We have printed the value of product using a helper toString() method for Z-sets which we may discuss in a future blog post:

{
NameAddress{name='Billy', address='Seattle'} => 1,
NameAddress{name='John', address='New York'} => 1,
NameAddress{name='John', address='Miami'} => 1,
NameAddress{name='John', address='San Francisco'} => 1,
NameAddress{name='Barbara', address='Miami'} => 1,
NameAddress{name='Billy', address='San Francisco'} => 1,
NameAddress{name='Billy', address='New York'} => 1,
NameAddress{name='Barbara', address='Seattle'} => 1,
NameAddress{name='Billy', address='Miami'} => 1,
NameAddress{name='Barbara', address='San Francisco'} => 1,
NameAddress{name='Barbara', address='New York'} => 1,
NameAddress{name='John', address='Seattle'} => 1
}

Conclusions

In this blog post we have implemented a set of basic SQL computations and shown how they can be performed on data represented as Z-sets. We have started by defining a criterion which tells us when a Z-set computation correctly emulates a database computation. Z-sets are strictly more expressive than traditional database relations or multisets -- for example, Z-sets can describe collections where elements appear a negative number of times. We require our implementations of database computations to be correct for Z-sets that have positive weights.

We have implemented the following operators: SELECT, WHERE, CROSS JOIN, UNION, EXCEPT, and aggregations. A remarkable feature of this implementation is how short the code for each of these operations is: none of the implementations has more than 10 lines of Java. However, let us remember that these implementations are not optimized for performance.
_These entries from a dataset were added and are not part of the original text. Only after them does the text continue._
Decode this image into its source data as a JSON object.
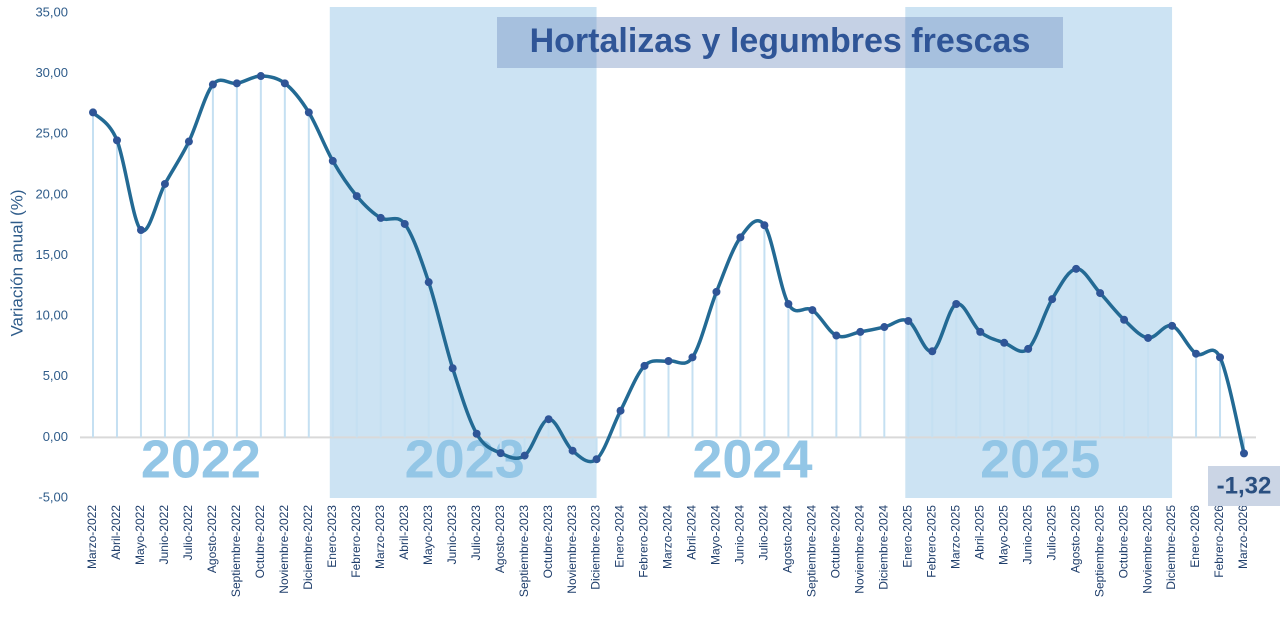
{
  "chart_data": {
    "type": "line",
    "title": "Hortalizas y legumbres frescas",
    "y_label": "Variación anual (%)",
    "categories": [
      "Marzo-2022",
      "Abril-2022",
      "Mayo-2022",
      "Junio-2022",
      "Julio-2022",
      "Agosto-2022",
      "Septiembre-2022",
      "Octubre-2022",
      "Noviembre-2022",
      "Diciembre-2022",
      "Enero-2023",
      "Febrero-2023",
      "Marzo-2023",
      "Abril-2023",
      "Mayo-2023",
      "Junio-2023",
      "Julio-2023",
      "Agosto-2023",
      "Septiembre-2023",
      "Octubre-2023",
      "Noviembre-2023",
      "Diciembre-2023",
      "Enero-2024",
      "Febrero-2024",
      "Marzo-2024",
      "Abril-2024",
      "Mayo-2024",
      "Junio-2024",
      "Julio-2024",
      "Agosto-2024",
      "Septiembre-2024",
      "Octubre-2024",
      "Noviembre-2024",
      "Diciembre-2024",
      "Enero-2025",
      "Febrero-2025",
      "Marzo-2025",
      "Abril-2025",
      "Mayo-2025",
      "Junio-2025",
      "Julio-2025",
      "Agosto-2025",
      "Septiembre-2025",
      "Octubre-2025",
      "Noviembre-2025",
      "Diciembre-2025",
      "Enero-2026",
      "Febrero-2026",
      "Marzo-2026"
    ],
    "values": [
      26.8,
      24.5,
      17.1,
      20.9,
      24.4,
      29.1,
      29.2,
      29.8,
      29.2,
      26.8,
      22.8,
      19.9,
      18.1,
      17.6,
      12.8,
      5.7,
      0.3,
      -1.3,
      -1.5,
      1.5,
      -1.1,
      -1.8,
      2.2,
      5.9,
      6.3,
      6.6,
      12.0,
      16.5,
      17.5,
      11.0,
      10.5,
      8.4,
      8.7,
      9.1,
      9.6,
      7.1,
      11.0,
      8.7,
      7.8,
      7.3,
      11.4,
      13.9,
      11.9,
      9.7,
      8.2,
      9.2,
      6.9,
      6.6,
      -1.32
    ],
    "value_labels": [
      null,
      null,
      null,
      null,
      null,
      null,
      null,
      null,
      null,
      null,
      null,
      null,
      null,
      null,
      null,
      null,
      null,
      null,
      null,
      null,
      null,
      null,
      null,
      null,
      null,
      null,
      null,
      null,
      null,
      null,
      null,
      null,
      null,
      null,
      null,
      null,
      null,
      null,
      null,
      null,
      null,
      null,
      null,
      null,
      null,
      null,
      null,
      null,
      "-1,32"
    ],
    "color": "#236a94",
    "ylim": [
      -5,
      35
    ],
    "yticks": [
      {
        "value": -5,
        "label": "-5,00"
      },
      {
        "value": 0,
        "label": "0,00"
      },
      {
        "value": 5,
        "label": "5,00"
      },
      {
        "value": 10,
        "label": "10,00"
      },
      {
        "value": 15,
        "label": "15,00"
      },
      {
        "value": 20,
        "label": "20,00"
      },
      {
        "value": 25,
        "label": "25,00"
      },
      {
        "value": 30,
        "label": "30,00"
      },
      {
        "value": 35,
        "label": "35,00"
      }
    ],
    "annotations": [
      {
        "text": "2022",
        "shaded": false
      },
      {
        "text": "2023",
        "shaded": true
      },
      {
        "text": "2024",
        "shaded": false
      },
      {
        "text": "2025",
        "shaded": true
      }
    ]
  }
}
However, it is still handy to have a simple implementation around: if we build a more complicated one, optimized for speed or memory, we can compare the behavior with the simple one to more easily find bugs.

In the next blog post in the series we implement additional operations, such as GROUP BY, JOINS, and aggregations on groups.


  1. Mathematicians call such diagrams "commutative diagrams": no matter which path you take from a source to a sink in this diagram, you should obtain the same result.
  2. SQL is very peculiar in this respect: for some functions like COUNT(*) the result for an empty collection is 0, but for functions like COUNT() or SUM the result is NULL for a collection which has only NULL values; doing this properly will require some additional machinery. We have not discussed at all how to implement NULL values, so far all our Z-set operations work with an abstract Data type; we will discuss NULLs in a future blog post. Here we build an implementation which returns 0 for an empty set.)